Notice & Comment

The Supreme Court Decides a Huge False Claims Act Case

Yesterday, the Supreme Court decided a False Claims Act suit that has enormous implications for Medicare and Medicaid fraud.

The allegations in Universal Health Services v. United States ex rel. Escobar are startling. Yarushka Rivera, a young Medicaid beneficiary, died of an adverse reaction to medication that she’d received to treat her bipolar disorder. After her death, her parents discovered that Arbour Counseling Services, where she’d received treatment, was really dodgy.

[F]ew Arbour employees were actually licensed to provide mental health counseling and that supervision of them was minimal. [O]f the five professionals who had treated Yarushka, only one was properly licensed. The practitioner who diagnosed Yarushka as bipolar identified herself as a psychologist with a Ph.D., but failed to mention that her degree came from an unaccredited Internet college and that Massachusetts had rejected her application to be licensed as a psychologist. Likewise, the practitioner who prescribed medicine to Yarushka, and who was held out as a psychiatrist, was in fact a nurse who lacked authority to prescribe medications absent supervision. Rather than ensuring supervision of unlicensed staff, the clinic’s director helped to misrepresent the staff’s qualifications. And the problem went beyond those who treated Yarushka. Some 23 Arbour employees lacked licenses to provide mental health services, yet—despite regulatory requirements to the contrary—they counseled patients and prescribed drugs without supervision.

Notwithstanding all this, Arbour submitted lots of claims for payment to Medicaid in connection with Yarushka’s treatment—and Medicaid promptly paid those claims. Believing that Arbour’s submission of claims violated the False Claims Act, Yarushka’s parents brought suit.

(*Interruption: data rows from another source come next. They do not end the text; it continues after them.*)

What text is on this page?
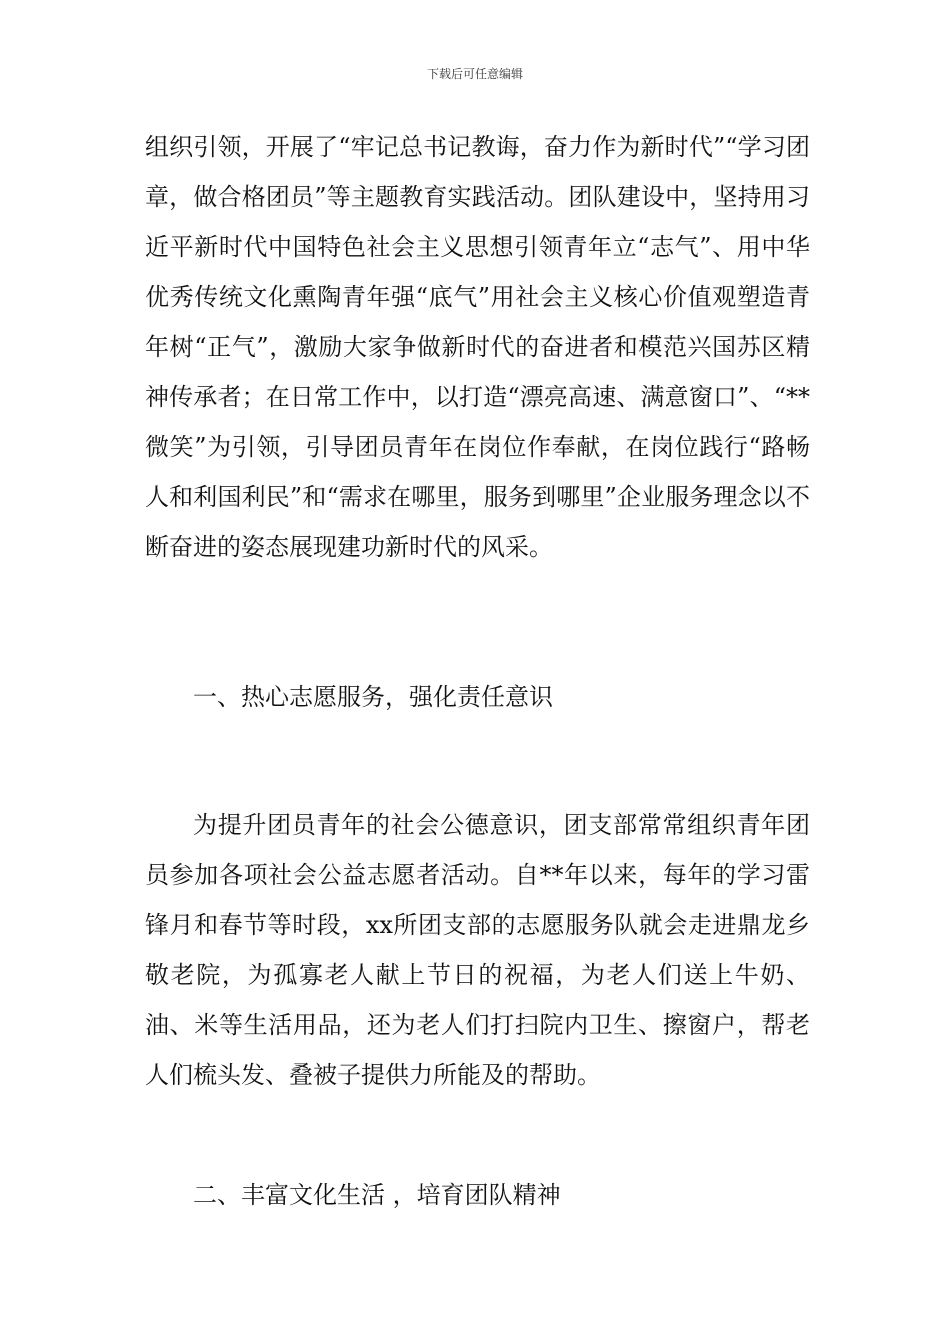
下载后可任意编辑

组织引领，开展了“牢记总书记教诲，奋力作为新时代”“学习团章，做合格团员”等主题教育实践活动。团队建设中，坚持用习近平新时代中国特色社会主义思想引领青年立“志气”、用中华优秀传统文化熏陶青年强“底气”用社会主义核心价值观塑造青年树“正气”，激励大家争做新时代的奋进者和模范兴国苏区精神传承者；在日常工作中，以打造“漂亮高速、满意窗口”、“**微笑”为引领，引导团员青年在岗位作奉献，在岗位践行“路畅人和利国利民”和“需求在哪里，服务到哪里”企业服务理念以不断奋进的姿态展现建功新时代的风采。

一、热心志愿服务，强化责任意识

为提升团员青年的社会公德意识，团支部常常组织青年团员参加各项社会公益志愿者活动。自**年以来，每年的学习雷锋月和春节等时段，xx所团支部的志愿服务队就会走进鼎龙乡敬老院，为孤寡老人献上节日的祝福，为老人们送上牛奶、油、米等生活用品，还为老人们打扫院内卫生、擦窗户，帮老人们梳头发、叠被子提供力所能及的帮助。

二、丰富文化生活 ，培育团队精神
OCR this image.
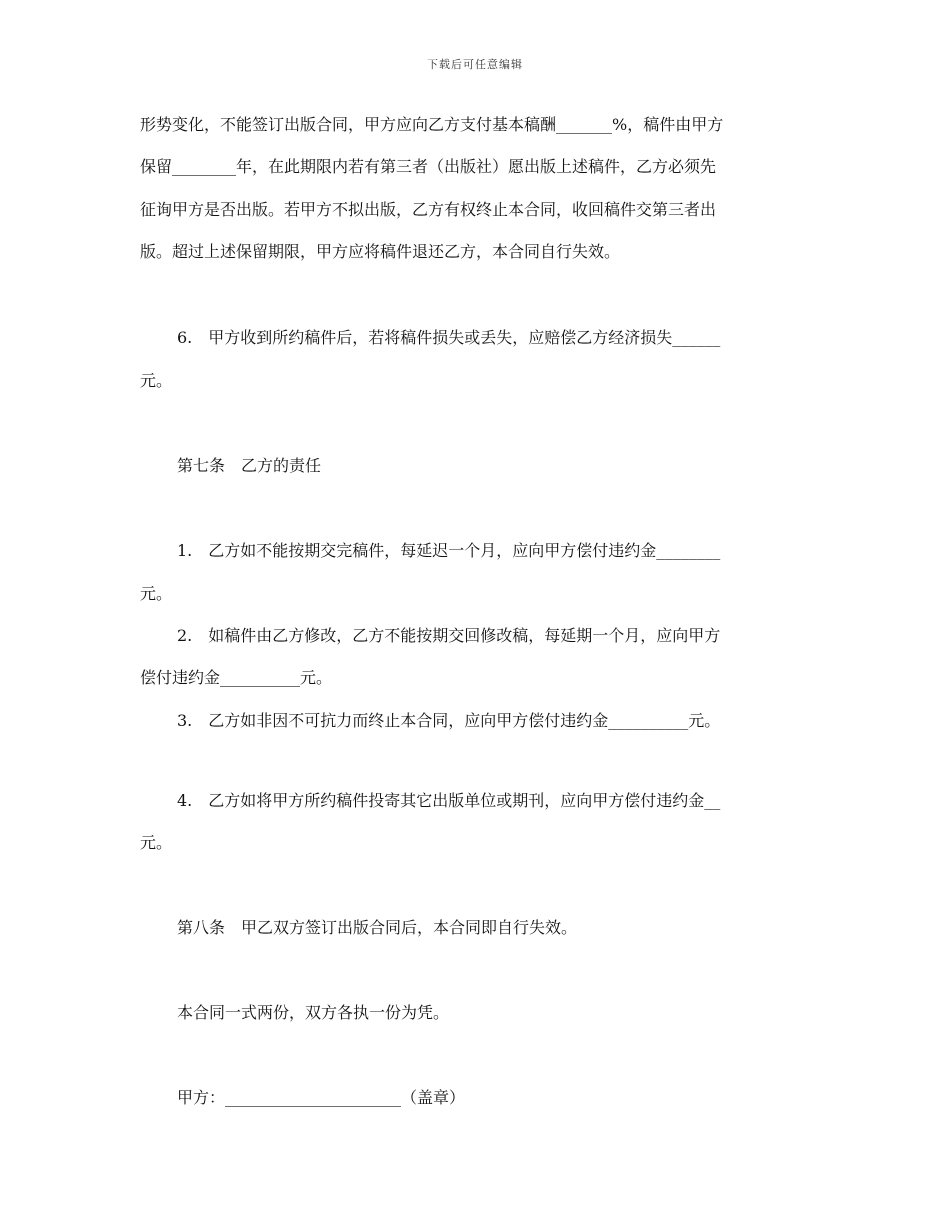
下载后可任意编辑
形势变化，不能签订出版合同，甲方应向乙方支付基本稿酬_______%，稿件由甲方
保留________年，在此期限内若有第三者（出版社）愿出版上述稿件，乙方必须先
征询甲方是否出版。若甲方不拟出版，乙方有权终止本合同，收回稿件交第三者出
版。超过上述保留期限，甲方应将稿件退还乙方，本合同自行失效。
6.　甲方收到所约稿件后，若将稿件损失或丢失，应赔偿乙方经济损失______
元。
第七条　乙方的责任
1.　乙方如不能按期交完稿件，每延迟一个月，应向甲方偿付违约金________
元。
2.　如稿件由乙方修改，乙方不能按期交回修改稿，每延期一个月，应向甲方
偿付违约金__________元。
3.　乙方如非因不可抗力而终止本合同，应向甲方偿付违约金__________元。
4.　乙方如将甲方所约稿件投寄其它出版单位或期刊，应向甲方偿付违约金__
元。
第八条　甲乙双方签订出版合同后，本合同即自行失效。
本合同一式两份，双方各执一份为凭。
甲方：______________________（盖章）
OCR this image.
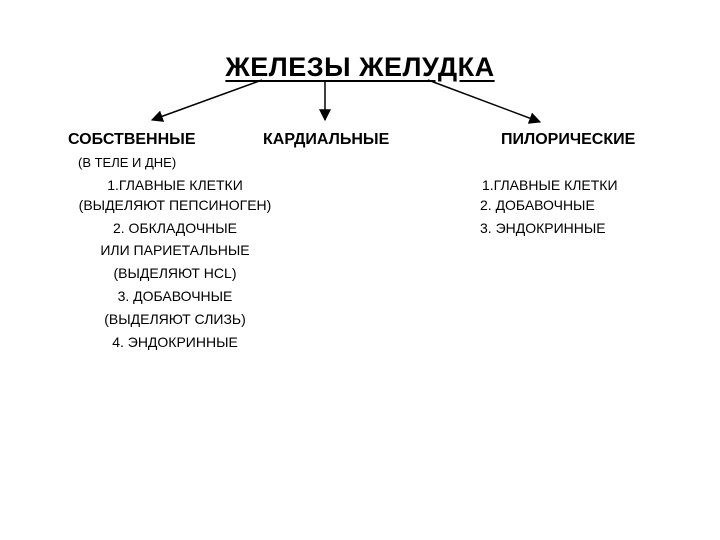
ЖЕЛЕЗЫ ЖЕЛУДКА
СОБСТВЕННЫЕ	КАРДИАЛЬНЫЕ	ПИЛОРИЧЕСКИЕ
(В ТЕЛЕ И ДНЕ)
1.ГЛАВНЫЕ КЛЕТКИ
(ВЫДЕЛЯЮТ ПЕПСИНОГЕН)
2. ОБКЛАДОЧНЫЕ
ИЛИ ПАРИЕТАЛЬНЫЕ
(ВЫДЕЛЯЮТ HCL)
3. ДОБАВОЧНЫЕ
(ВЫДЕЛЯЮТ СЛИЗЬ)
4. ЭНДОКРИННЫЕ
1.ГЛАВНЫЕ КЛЕТКИ
2. ДОБАВОЧНЫЕ
3. ЭНДОКРИННЫЕ
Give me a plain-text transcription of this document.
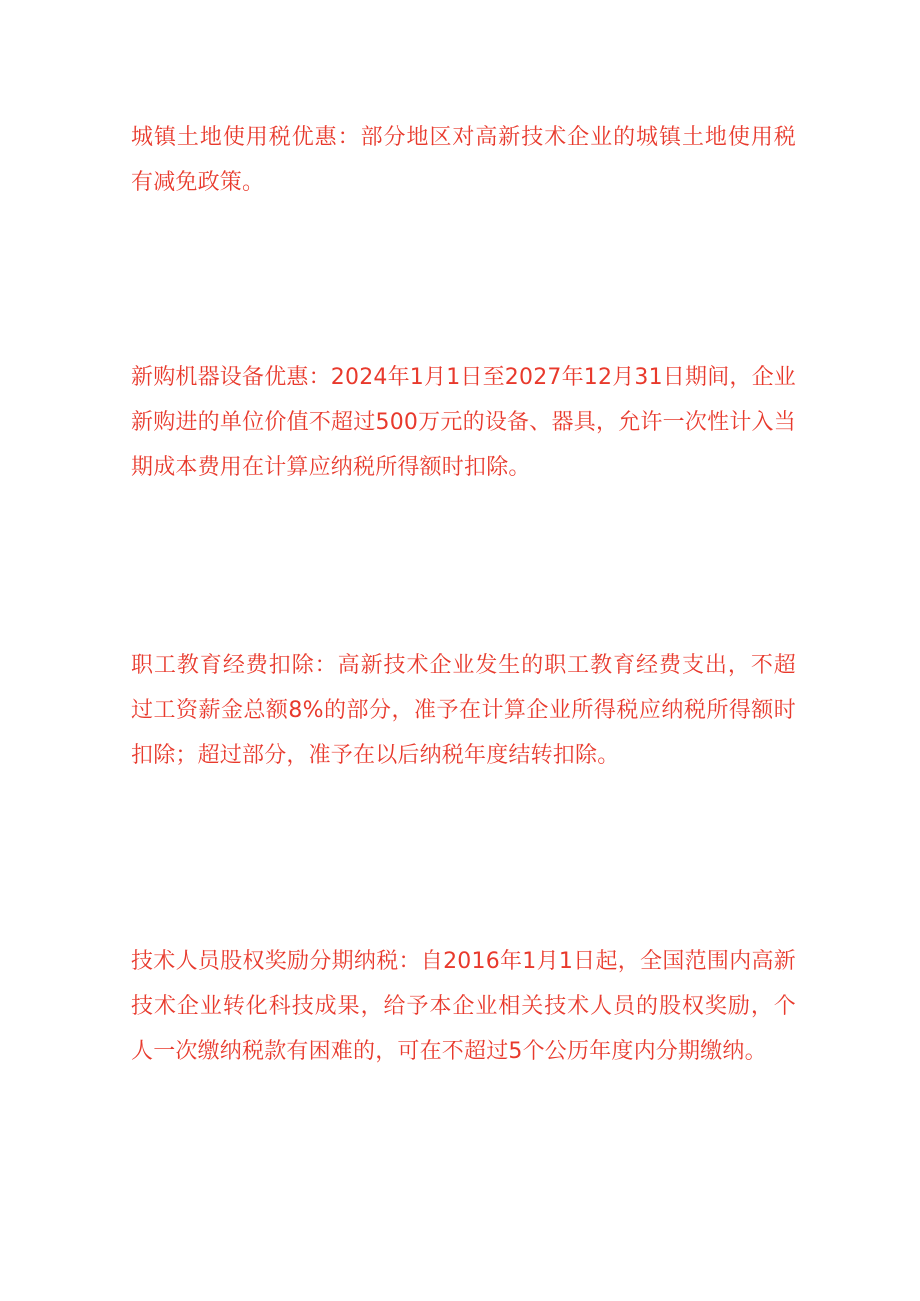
城镇土地使用税优惠：部分地区对高新技术企业的城镇土地使用税有减免政策。

新购机器设备优惠：2024年1月1日至2027年12月31日期间，企业新购进的单位价值不超过500万元的设备、器具，允许一次性计入当期成本费用在计算应纳税所得额时扣除。

职工教育经费扣除：高新技术企业发生的职工教育经费支出，不超过工资薪金总额8%的部分，准予在计算企业所得税应纳税所得额时扣除；超过部分，准予在以后纳税年度结转扣除。

技术人员股权奖励分期纳税：自2016年1月1日起，全国范围内高新技术企业转化科技成果，给予本企业相关技术人员的股权奖励，个人一次缴纳税款有困难的，可在不超过5个公历年度内分期缴纳。
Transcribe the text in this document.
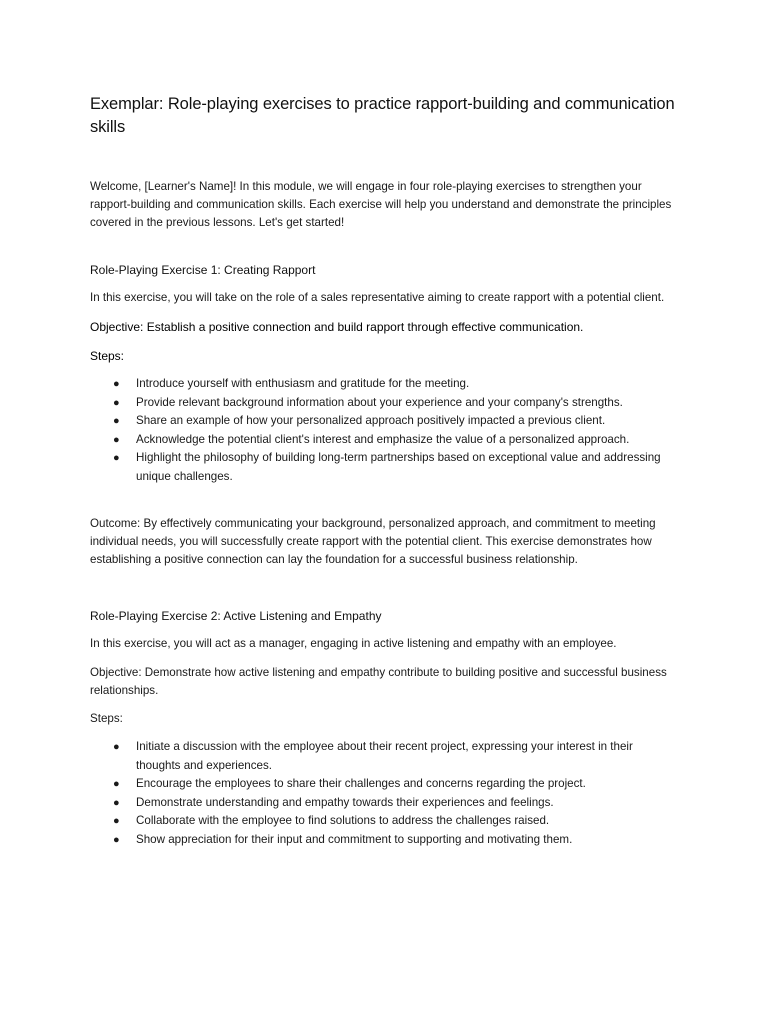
Exemplar: Role-playing exercises to practice rapport-building and communication skills

Welcome, [Learner's Name]! In this module, we will engage in four role-playing exercises to strengthen your rapport-building and communication skills. Each exercise will help you understand and demonstrate the principles covered in the previous lessons. Let's get started!

Role-Playing Exercise 1: Creating Rapport

In this exercise, you will take on the role of a sales representative aiming to create rapport with a potential client.

Objective: Establish a positive connection and build rapport through effective communication.

Steps:

● Introduce yourself with enthusiasm and gratitude for the meeting.
● Provide relevant background information about your experience and your company's strengths.
● Share an example of how your personalized approach positively impacted a previous client.
● Acknowledge the potential client's interest and emphasize the value of a personalized approach.
● Highlight the philosophy of building long-term partnerships based on exceptional value and addressing unique challenges.

Outcome: By effectively communicating your background, personalized approach, and commitment to meeting individual needs, you will successfully create rapport with the potential client. This exercise demonstrates how establishing a positive connection can lay the foundation for a successful business relationship.

Role-Playing Exercise 2: Active Listening and Empathy

In this exercise, you will act as a manager, engaging in active listening and empathy with an employee.

Objective: Demonstrate how active listening and empathy contribute to building positive and successful business relationships.

Steps:

● Initiate a discussion with the employee about their recent project, expressing your interest in their thoughts and experiences.
● Encourage the employees to share their challenges and concerns regarding the project.
● Demonstrate understanding and empathy towards their experiences and feelings.
● Collaborate with the employee to find solutions to address the challenges raised.
● Show appreciation for their input and commitment to supporting and motivating them.
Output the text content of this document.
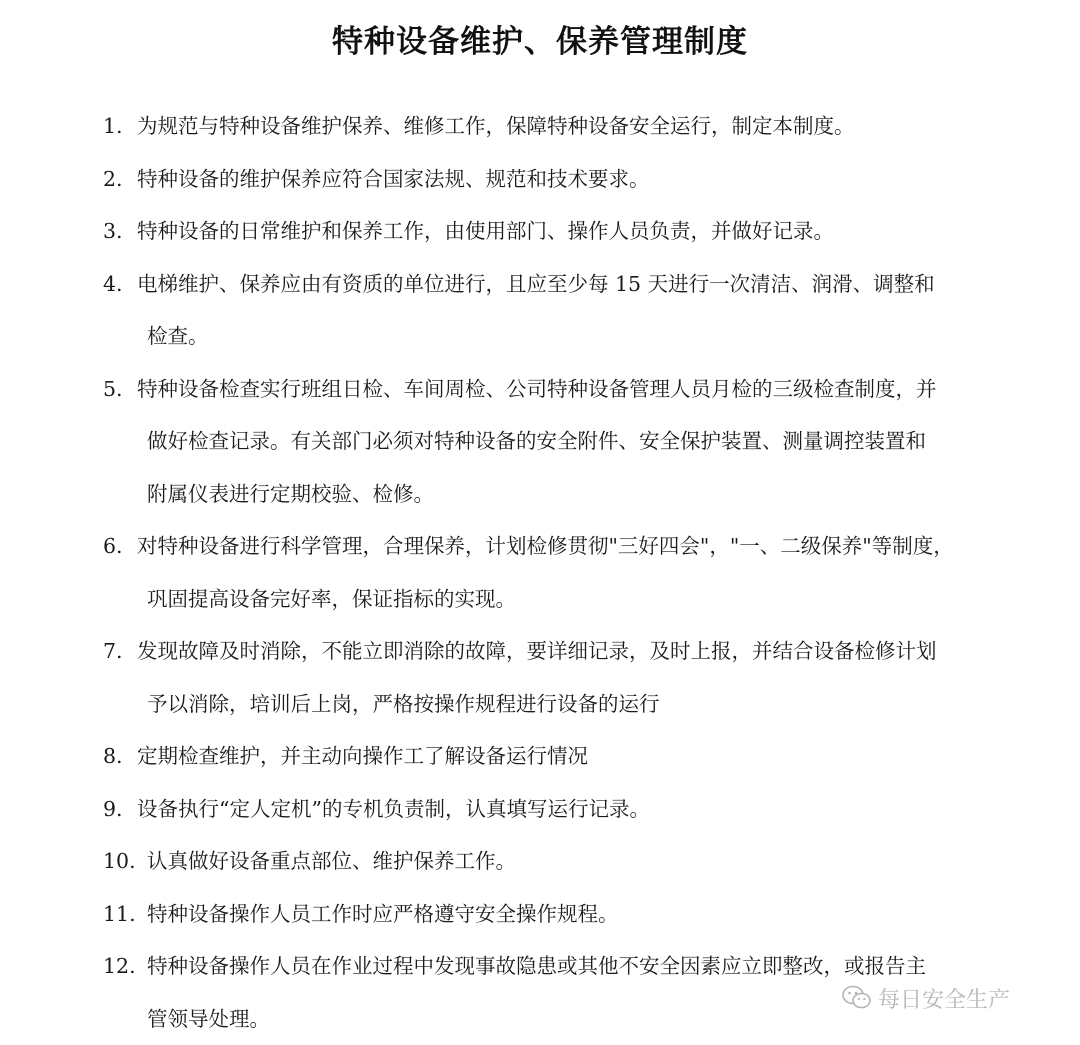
特种设备维护、保养管理制度
1. 为规范与特种设备维护保养、维修工作，保障特种设备安全运行，制定本制度。
2. 特种设备的维护保养应符合国家法规、规范和技术要求。
3. 特种设备的日常维护和保养工作，由使用部门、操作人员负责，并做好记录。
4. 电梯维护、保养应由有资质的单位进行，且应至少每 15 天进行一次清洁、润滑、调整和
检查。
5. 特种设备检查实行班组日检、车间周检、公司特种设备管理人员月检的三级检查制度，并
做好检查记录。有关部门必须对特种设备的安全附件、安全保护装置、测量调控装置和
附属仪表进行定期校验、检修。
6. 对特种设备进行科学管理，合理保养，计划检修贯彻"三好四会"，"一、二级保养"等制度，
巩固提高设备完好率，保证指标的实现。
7. 发现故障及时消除，不能立即消除的故障，要详细记录，及时上报，并结合设备检修计划
予以消除，培训后上岗，严格按操作规程进行设备的运行
8. 定期检查维护，并主动向操作工了解设备运行情况
9. 设备执行“定人定机”的专机负责制，认真填写运行记录。
10. 认真做好设备重点部位、维护保养工作。
11. 特种设备操作人员工作时应严格遵守安全操作规程。
12. 特种设备操作人员在作业过程中发现事故隐患或其他不安全因素应立即整改，或报告主
管领导处理。
每日安全生产
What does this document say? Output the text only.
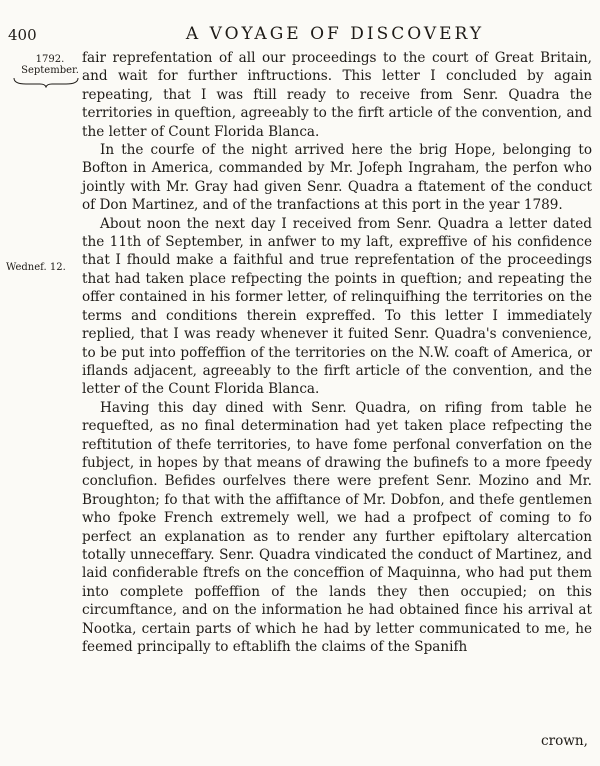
400	A VOYAGE OF DISCOVERY
1792.
September.
Wednef. 12.

fair reprefentation of all our proceedings to the court of Great Britain, and wait for further inftructions. This letter I concluded by again repeating, that I was ftill ready to receive from Senr. Quadra the territories in queftion, agreeably to the firft article of the convention, and the letter of Count Florida Blanca.

In the courfe of the night arrived here the brig Hope, belonging to Bofton in America, commanded by Mr. Jofeph Ingraham, the perfon who jointly with Mr. Gray had given Senr. Quadra a ftatement of the conduct of Don Martinez, and of the tranfactions at this port in the year 1789.

About noon the next day I received from Senr. Quadra a letter dated the 11th of September, in anfwer to my laft, expreffive of his confidence that I fhould make a faithful and true reprefentation of the proceedings that had taken place refpecting the points in queftion; and repeating the offer contained in his former letter, of relinquifhing the territories on the terms and conditions therein expreffed. To this letter I immediately replied, that I was ready whenever it fuited Senr. Quadra's convenience, to be put into poffeffion of the territories on the N.W. coaft of America, or iflands adjacent, agreeably to the firft article of the convention, and the letter of the Count Florida Blanca.

Having this day dined with Senr. Quadra, on rifing from table he requefted, as no final determination had yet taken place refpecting the reftitution of thefe territories, to have fome perfonal converfation on the fubject, in hopes by that means of drawing the bufinefs to a more fpeedy conclufion. Befides ourfelves there were prefent Senr. Mozino and Mr. Broughton; fo that with the affiftance of Mr. Dobfon, and thefe gentlemen who fpoke French extremely well, we had a profpect of coming to fo perfect an explanation as to render any further epiftolary altercation totally unneceffary. Senr. Quadra vindicated the conduct of Martinez, and laid confiderable ftrefs on the conceffion of Maquinna, who had put them into complete poffeffion of the lands they then occupied; on this circumftance, and on the information he had obtained fince his arrival at Nootka, certain parts of which he had by letter communicated to me, he feemed principally to eftablifh the claims of the Spanifh

crown,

That teed up the question in the case: what does it mean for a claim to be “false or fraudulent” within the meaning of the False Claims Act? After all, Arbour actually provided Yarushka with the services that it claimed to provide. None of its claims contained an outright lie. It’s just that Arbour’s employees weren’t qualified to provide those services. Is a sin of omission like that actionable?

In a unanimous decision that has the important virtue of common sense, the Supreme Court said yes. Eligibility to receive government money turns on compliance with certain programmatic rules. If an entity submitting a claim is in flagrant violation of those rules, the claim is false in the sense that it omits critical information about the claimant’s eligibility for payment. The claims implicitly certify compliance with eligibility rules, even if they don’t do so explicitly.

That’s an enormous victory for the Justice Department, which has at times faced headwinds from lower court judges who were uncomfortable with the “implied certification theory.” The judges’ discomfort was understandable. Government programs are so complex—the rules for Medicare and Medicaid are especially daunting—that almost any claimant will violate some technical rule or another. Does every request for payment that the claimant submits amount to a False Claims Act violation?

Of course not, said the Court. The FCA also requires the false statement to be material to the government’s decision to pay. And the Court emphasized that the materiality inquiry is “rigorous” and “demanding”—it’s not about minor or insubstantial violations. In language that is sure to be cited endlessly, the Court wrote:

[W]hen evaluating materiality under the False Claims Act, the Government’s decision to expressly identify a provision as a condition of payment is relevant, but not automatically dispositive. Likewise, proof of materiality can include, but is not necessarily limited to, evidence that the defendant knows that the Government consistently refuses to pay claims in the mine run of cases based on noncompliance with the particular statutory, regulatory, or contractual requirement. Conversely, if the Government pays a particular claim in full despite its actual knowledge that certain requirements were violated, that is very strong evidence that those requirements are not material. Or, if the Government regularly pays a particular type of claim in full despite actual knowledge that certain requirements were violated, and has signaled no change in position, that is strong evidence that the requirements are not material.

Whether this materiality standard is stiff enough to discourage opportunistic plaintiffs from making ticky-tack arguments about programmatic compliance remains to be seen. Given how fact-sensitive the inquiry is, I bet we’re going to see endless (and endlessly dull) discovery disputes about the scope of the federal government’s obligation to disclosure data about how it treats analogous claims. At a minimum, a flexible standard like this will tempt plaintiffs’ lawyers to see how far they can push the envelope.

That ought to worry health-care providers. The Court’s decision puts them on notice that failure to adhere to Medicare and Medicaid rules can—sometimes, at least—amount to a False Claims Act violation. Providers that were hoping that the Supreme Court would reduce their exposure to crippling penalties are sure to be disappointed.

At the same time, the case is a big win for those who see the False Claims Act as an essential tool for combating health-care fraud. It’s a stark, modern-day reminder to providers everywhere of Justice Holmes’s famous dictum that “[m]en must turn square corners when they deal with the Government.”